Abstract
Meaning in speech is conveyed by time-varying structures, such as phonemes and words, that have highly
variable durations. As a consequence, there is a fundamental difference between integrating across physical
time (e.g., 100 ms) and speech structure (e.g., a phoneme). Auditory neurophysiology models typically assume
that neural integration is yoked to physical time, while many psycholinguistic theories posit that integration in
speech is yoked to abstract structures such as phonemes. At present, very little is known about whether neural
computations in the cortex are yoked to time or structure. As a consequence, it is unclear if there is a change
from time- to structure-yoked integration across the cortex, and if so, where this transition occurs and what types
of structures and computations might explain it.

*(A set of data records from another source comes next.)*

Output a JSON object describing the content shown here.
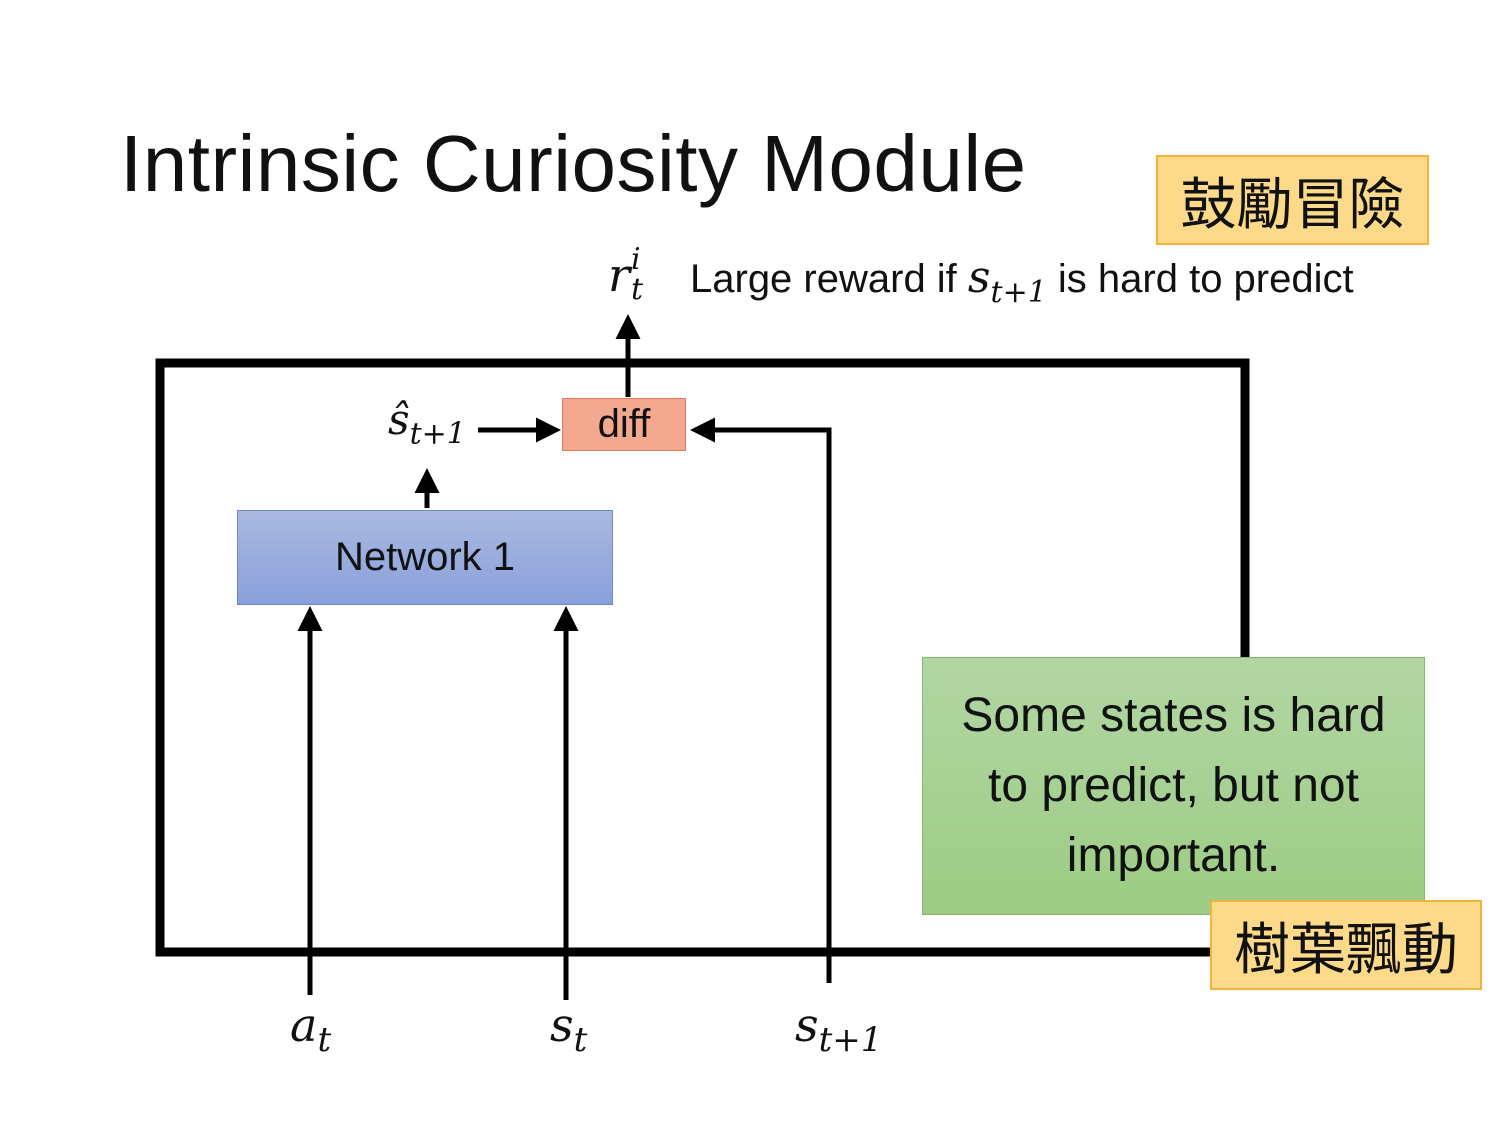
{
  "slide": {
    "title": "Intrinsic Curiosity Module",
    "tag_top": "鼓勵冒險",
    "tag_bottom": "樹葉飄動",
    "note": "Some states is hard to predict, but not important.",
    "reward_caption": {
      "prefix": "Large reward if ",
      "var": "s",
      "sub": "t+1",
      "suffix": " is hard to predict"
    },
    "reward_symbol": {
      "base": "r",
      "sub": "t",
      "sup": "i"
    },
    "network_label": "Network 1",
    "diff_label": "diff",
    "predicted_state": {
      "base": "ŝ",
      "sub": "t+1"
    },
    "inputs": [
      {
        "base": "a",
        "sub": "t"
      },
      {
        "base": "s",
        "sub": "t"
      },
      {
        "base": "s",
        "sub": "t+1"
      }
    ]
  },
  "colors": {
    "network_fill": "#8aa0dc",
    "diff_fill": "#f3a98f",
    "note_fill": "#9ccc84",
    "tag_fill": "#fdd98a"
  }
}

Filling this knowledge gap is essential to linking auditory models
and cognitive theories, constructing integrated neurocomputational models of auditory-speech processing, and
understanding how auditory deficits and neurological disorders impact the neural computations that underlie
speech perception. Here, we fill this knowledge gap by systematically testing whether neural integration windows
throughout the human cortex are yoked to time or structure and developing unified computational models that
can account for both time- and structure-yoked computation in the brain. Our experimental approach is to rescale
the duration of all speech structures (e.g., using stretching/compression) and measure the extent to which the
neural integration window rescales with structure duration. We measure integration windows using temporally
precise intracranial recordings from human neurosurgical patients, combined with a novel experimental method
that makes it possible to estimate integration windows from highly nonlinear systems like the brain (Aim I). We
also use the dense, whole-brain coverage of functional MRI to spatially map time- and structure-yoked integration
(Aim II), and we leverage statistical decomposition techniques developed by the PI to integrate our intracranial
and fMRI data. Finally, we use encoding models to directly examine the neural integration of specific, theoretically
important acoustic features and speech structures, as well as develop new computational models that can
explain time- and structure-yoked integration in a common framework (Aim III). Preliminary data suggest there
is a transition from time- to structure-yoked integration across the putative cortical hierarchy with weak structure
yoking in the superior temporal gyrus, where selectivity for speech structure first emerges, and strong structure
yoking in higher-order regions of the superior temporal sulcus that integrate over longer multi-second timescales.
We also show that deep neural networks trained to recognize speech structure directly from sound learn to
integrate across speech using short time-yoked windows at early layers and long structure-yoked windows at
later layers, providing a promising model to account for our neural data and helping to bridge the gap between
traditional auditory and psycholinguistic theories.